24. Bölüm

1K 120 577
                                    

Bu bölümde zaman atlaması var. Olraith'in gidişinden bir sene sonrayla başlıyor bölüm.

Steve adımlarını biraz çekinerek Tony'nin laboratuvarına doğru attı. Ayakları ve gururu geri geri gitse de artık dayanamıyordu. Nefesini düzene soktu, gömleğinin yakalarını düzeltip içeri girdi. Tony bilgisyar başında bir şeylerle uğraşıyordu, kapının açıldığını duyunca arkasını döndü.

"Steve?"

Steve biraz çekingen bir şekilde attı adımlarını. Tony yüz ifadesine bakarken ne olduğunu ufaktan anlamıştı.

"Tony ben seninle biraz konuşmak istiyorum."

Tony oturduğu tekerlekli sandalyeyle masadan geri kayıp Steve'in karşısına geldi.
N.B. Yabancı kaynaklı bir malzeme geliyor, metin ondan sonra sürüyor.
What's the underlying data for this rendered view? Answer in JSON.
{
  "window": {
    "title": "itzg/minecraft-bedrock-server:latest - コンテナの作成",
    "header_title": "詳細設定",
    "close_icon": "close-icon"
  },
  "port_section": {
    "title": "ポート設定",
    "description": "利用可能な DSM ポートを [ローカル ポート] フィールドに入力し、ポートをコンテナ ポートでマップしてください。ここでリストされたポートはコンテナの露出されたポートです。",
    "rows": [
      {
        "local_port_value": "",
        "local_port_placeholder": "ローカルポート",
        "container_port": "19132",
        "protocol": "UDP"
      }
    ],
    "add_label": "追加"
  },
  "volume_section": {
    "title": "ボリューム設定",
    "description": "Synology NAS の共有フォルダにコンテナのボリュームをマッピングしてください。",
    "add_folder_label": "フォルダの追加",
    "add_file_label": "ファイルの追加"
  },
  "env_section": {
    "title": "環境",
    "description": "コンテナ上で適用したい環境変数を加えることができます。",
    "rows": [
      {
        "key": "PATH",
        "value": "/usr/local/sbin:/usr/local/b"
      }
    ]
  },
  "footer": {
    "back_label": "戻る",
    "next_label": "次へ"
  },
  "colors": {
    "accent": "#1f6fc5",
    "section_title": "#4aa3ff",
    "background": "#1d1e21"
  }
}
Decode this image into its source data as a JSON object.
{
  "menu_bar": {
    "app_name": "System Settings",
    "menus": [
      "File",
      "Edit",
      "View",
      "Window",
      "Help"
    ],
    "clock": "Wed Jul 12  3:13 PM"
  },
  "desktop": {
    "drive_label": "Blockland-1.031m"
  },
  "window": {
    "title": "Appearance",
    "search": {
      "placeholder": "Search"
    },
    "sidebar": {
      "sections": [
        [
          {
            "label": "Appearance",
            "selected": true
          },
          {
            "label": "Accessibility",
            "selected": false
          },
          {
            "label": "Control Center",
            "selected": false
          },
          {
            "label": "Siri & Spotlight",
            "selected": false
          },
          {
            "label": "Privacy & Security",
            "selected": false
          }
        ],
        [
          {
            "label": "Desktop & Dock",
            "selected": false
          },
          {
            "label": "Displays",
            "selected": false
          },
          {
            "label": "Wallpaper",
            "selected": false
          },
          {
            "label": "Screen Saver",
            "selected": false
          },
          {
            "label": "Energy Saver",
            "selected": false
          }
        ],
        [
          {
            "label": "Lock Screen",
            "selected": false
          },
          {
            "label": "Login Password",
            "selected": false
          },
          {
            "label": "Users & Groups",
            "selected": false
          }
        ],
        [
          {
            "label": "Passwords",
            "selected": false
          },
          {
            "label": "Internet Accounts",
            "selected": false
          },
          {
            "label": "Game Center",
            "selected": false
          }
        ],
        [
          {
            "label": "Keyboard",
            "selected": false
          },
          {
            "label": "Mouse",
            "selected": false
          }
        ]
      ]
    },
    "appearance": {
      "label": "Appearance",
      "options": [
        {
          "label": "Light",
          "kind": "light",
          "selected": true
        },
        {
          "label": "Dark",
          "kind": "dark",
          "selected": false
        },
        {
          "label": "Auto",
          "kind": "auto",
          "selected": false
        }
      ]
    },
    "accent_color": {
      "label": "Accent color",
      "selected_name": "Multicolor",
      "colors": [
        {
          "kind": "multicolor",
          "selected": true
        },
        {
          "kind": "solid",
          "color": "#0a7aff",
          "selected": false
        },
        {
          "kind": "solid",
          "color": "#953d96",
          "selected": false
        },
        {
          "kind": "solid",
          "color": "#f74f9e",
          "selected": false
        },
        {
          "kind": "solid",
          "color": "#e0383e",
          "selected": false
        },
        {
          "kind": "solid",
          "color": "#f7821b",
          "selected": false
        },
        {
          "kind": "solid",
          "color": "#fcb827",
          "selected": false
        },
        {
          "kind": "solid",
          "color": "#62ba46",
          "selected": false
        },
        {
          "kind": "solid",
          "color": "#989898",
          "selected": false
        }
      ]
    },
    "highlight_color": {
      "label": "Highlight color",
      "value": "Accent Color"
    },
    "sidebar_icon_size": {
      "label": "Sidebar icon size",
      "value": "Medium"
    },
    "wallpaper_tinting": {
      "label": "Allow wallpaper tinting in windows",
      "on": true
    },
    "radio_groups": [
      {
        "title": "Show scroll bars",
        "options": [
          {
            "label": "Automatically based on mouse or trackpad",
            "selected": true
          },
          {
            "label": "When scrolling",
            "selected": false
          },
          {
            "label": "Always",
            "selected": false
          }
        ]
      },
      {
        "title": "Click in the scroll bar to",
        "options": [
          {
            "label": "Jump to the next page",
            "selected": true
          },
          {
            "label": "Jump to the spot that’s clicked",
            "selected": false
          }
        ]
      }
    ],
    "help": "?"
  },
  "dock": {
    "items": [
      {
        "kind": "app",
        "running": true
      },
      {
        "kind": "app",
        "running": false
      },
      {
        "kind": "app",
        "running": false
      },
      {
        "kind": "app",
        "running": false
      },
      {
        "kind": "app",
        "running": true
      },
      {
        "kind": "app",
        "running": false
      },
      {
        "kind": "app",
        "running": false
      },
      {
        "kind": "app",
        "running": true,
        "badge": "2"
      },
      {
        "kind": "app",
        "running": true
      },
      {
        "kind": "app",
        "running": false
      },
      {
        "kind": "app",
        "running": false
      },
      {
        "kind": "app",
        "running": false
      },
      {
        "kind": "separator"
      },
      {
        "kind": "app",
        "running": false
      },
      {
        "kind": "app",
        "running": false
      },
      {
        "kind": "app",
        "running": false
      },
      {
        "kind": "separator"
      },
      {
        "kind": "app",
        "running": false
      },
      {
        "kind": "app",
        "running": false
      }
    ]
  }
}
"Konuşalım Rogers, sorun ne?"

"Ben-"

Steve bunu yapabileceğinden emin değildi.

"Evet sen?"

"Tony ben Olraith'i görmek istiyorum."

Tony duyduklarıyla kaşlarını çattı.

"Friday? Sana Bay Rogers ne zaman Olraith dese sansürlemeni söylemiştim. Unuttun mu?"

"Tony dur-"

"Hayır Steve, sen nasıl böyle bir istekte bulunabiliyorsun ki? Yaptıklarından, söylediklerinden sonra nasıl yani? Aklım almıyor, ki bu sık gerçekleşen bir durum değil."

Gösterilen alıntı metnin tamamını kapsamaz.